Cultura: Rita Lee diz que ‘dói na alma’ ver ‘filme de horror’ que está acontecendo no mundo

“No ar que eu respiro, eu sinto prazer”, cantou ela um dia. Agora que está tudo contaminado, Rita Lee conta que anda “com uma tristeza que dói na alma”.

Longe de um final feliz, hoje ela se “congela ao assistir a esse filme de horror que está acontecendo no mundo”, principalmente no Brasil. São tempos cruéis, mesmo para uma mulher que está acostumada a uma espécie de quarentena rural há oito anos.

O escape para essa escritora cada vez mais engajada tem sido por vias literárias. Escrever “é um ato solitário que me deixa leve”, Rita conta em entrevista. “Gosto de me sentar diante do meu velho iPad e soltar o santo”.

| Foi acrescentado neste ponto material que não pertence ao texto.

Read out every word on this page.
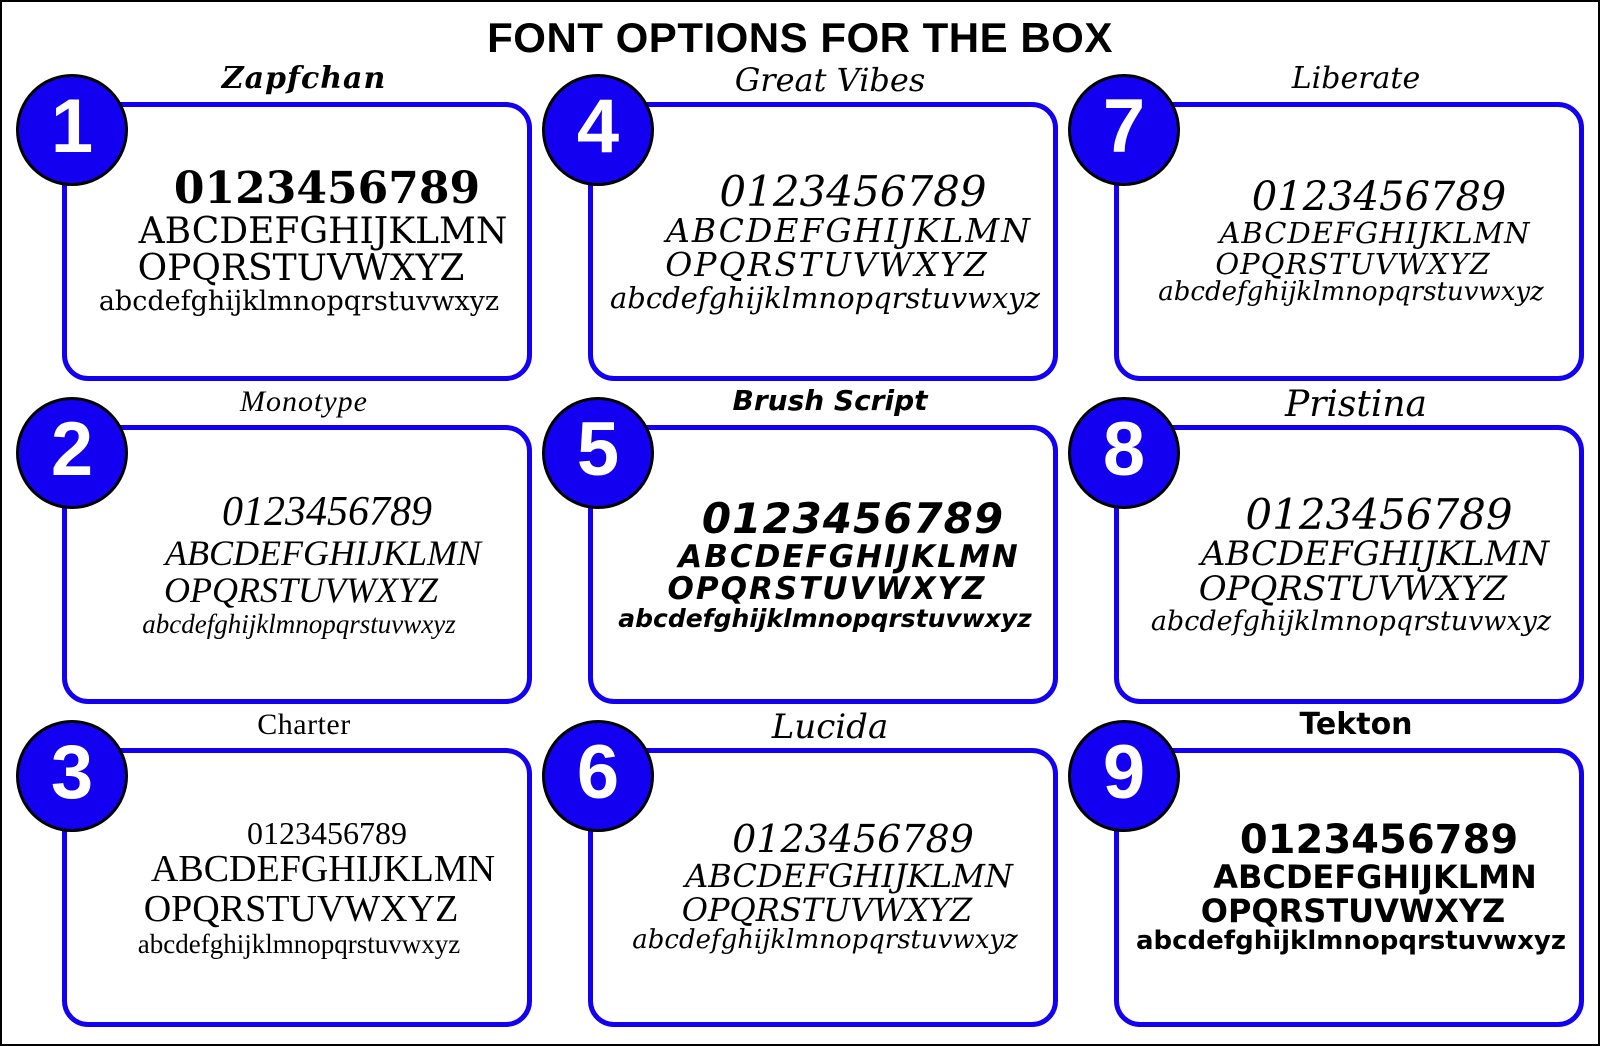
FONT OPTIONS FOR THE BOX
Zapfchan
1
0123456789
ABCDEFGHIJKLMN
OPQRSTUVWXYZ
abcdefghijklmnopqrstuvwxyz
Great Vibes
4
0123456789
ABCDEFGHIJKLMN
OPQRSTUVWXYZ
abcdefghijklmnopqrstuvwxyz
Liberate
7
0123456789
ABCDEFGHIJKLMN
OPQRSTUVWXYZ
abcdefghijklmnopqrstuvwxyz
Monotype
2
0123456789
ABCDEFGHIJKLMN
OPQRSTUVWXYZ
abcdefghijklmnopqrstuvwxyz
Brush Script
5
0123456789
ABCDEFGHIJKLMN
OPQRSTUVWXYZ
abcdefghijklmnopqrstuvwxyz
Pristina
8
0123456789
ABCDEFGHIJKLMN
OPQRSTUVWXYZ
abcdefghijklmnopqrstuvwxyz
Charter
3
0123456789
ABCDEFGHIJKLMN
OPQRSTUVWXYZ
abcdefghijklmnopqrstuvwxyz
Lucida
6
0123456789
ABCDEFGHIJKLMN
OPQRSTUVWXYZ
abcdefghijklmnopqrstuvwxyz
Tekton
9
0123456789
ABCDEFGHIJKLMN
OPQRSTUVWXYZ
abcdefghijklmnopqrstuvwxyz
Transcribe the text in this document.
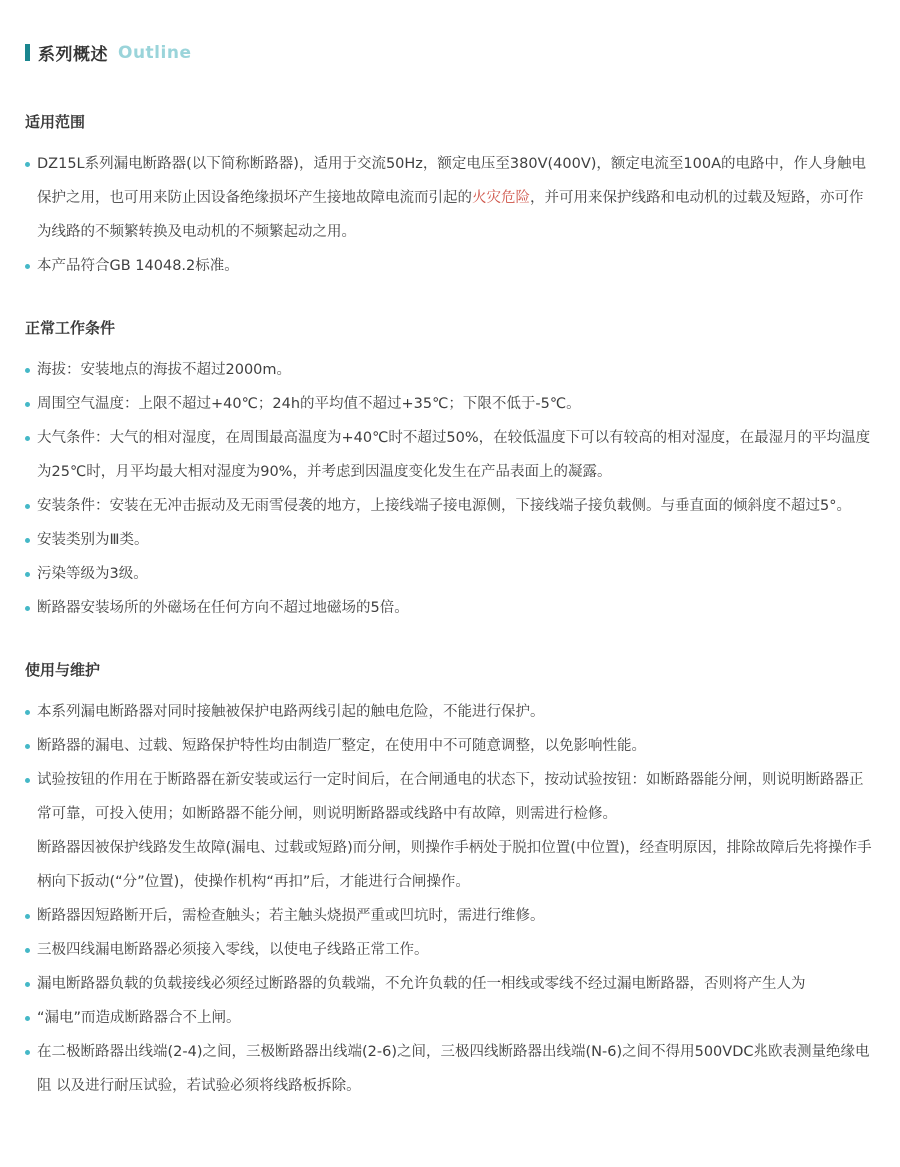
系列概述 Outline
适用范围
DZ15L系列漏电断路器(以下简称断路器)，适用于交流50Hz，额定电压至380V(400V)，额定电流至100A的电路中，作人身触电保护之用，也可用来防止因设备绝缘损坏产生接地故障电流而引起的火灾危险，并可用来保护线路和电动机的过载及短路，亦可作为线路的不频繁转换及电动机的不频繁起动之用。
本产品符合GB 14048.2标准。
正常工作条件
海拔：安装地点的海拔不超过2000m。
周围空气温度：上限不超过+40℃；24h的平均值不超过+35℃；下限不低于-5℃。
大气条件：大气的相对湿度，在周围最高温度为+40℃时不超过50%，在较低温度下可以有较高的相对湿度，在最湿月的平均温度为25℃时，月平均最大相对湿度为90%，并考虑到因温度变化发生在产品表面上的凝露。
安装条件：安装在无冲击振动及无雨雪侵袭的地方，上接线端子接电源侧，下接线端子接负载侧。与垂直面的倾斜度不超过5°。
安装类别为Ⅲ类。
污染等级为3级。
断路器安装场所的外磁场在任何方向不超过地磁场的5倍。
使用与维护
本系列漏电断路器对同时接触被保护电路两线引起的触电危险，不能进行保护。
断路器的漏电、过载、短路保护特性均由制造厂整定，在使用中不可随意调整，以免影响性能。
试验按钮的作用在于断路器在新安装或运行一定时间后，在合闸通电的状态下，按动试验按钮：如断路器能分闸，则说明断路器正常可靠，可投入使用；如断路器不能分闸，则说明断路器或线路中有故障，则需进行检修。
断路器因被保护线路发生故障(漏电、过载或短路)而分闸，则操作手柄处于脱扣位置(中位置)，经查明原因，排除故障后先将操作手柄向下扳动(“分”位置)，使操作机构“再扣”后，才能进行合闸操作。
断路器因短路断开后，需检查触头；若主触头烧损严重或凹坑时，需进行维修。
三极四线漏电断路器必须接入零线，以使电子线路正常工作。
漏电断路器负载的负载接线必须经过断路器的负载端，不允许负载的任一相线或零线不经过漏电断路器，否则将产生人为
“漏电”而造成断路器合不上闸。
在二极断路器出线端(2-4)之间，三极断路器出线端(2-6)之间，三极四线断路器出线端(N-6)之间不得用500VDC兆欧表测量绝缘电阻 以及进行耐压试验，若试验必须将线路板拆除。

Duas obras infantis saem agora pela Globo Livros, totalizando já cinco contos da Vovó Ritinha para esse público, em reedições atualizadas de obras que a cantora lançou entre os anos 1980 e 1990. As novas publicações se somam desde o ano passado à autobiografia bestseller e os despojados “Dropz” e “FavoRita”.

Para as crianças, ela adota sempre uma proposta gritante de conscientização ambiental. “A raça humana tem se comportado com nossa Nave Mãe Terra como esse vírus maldito, pondo em risco todas as formas de vida, inclusive a si própria”, diz ela, ecoando alertas do líder indígena Ailton Krenak. “E isso é uma sacanagem com as crianças, que vão herdar um planeta fisicamente, psicologicamente e espiritualmente doente.”

Ela reconhece que há algo de educadora nesse trabalho. “Quanto antes a criançada ficar ciente das barbaridades que acontecem na natureza pelas mãos dos adultos de hoje, tanto melhor.”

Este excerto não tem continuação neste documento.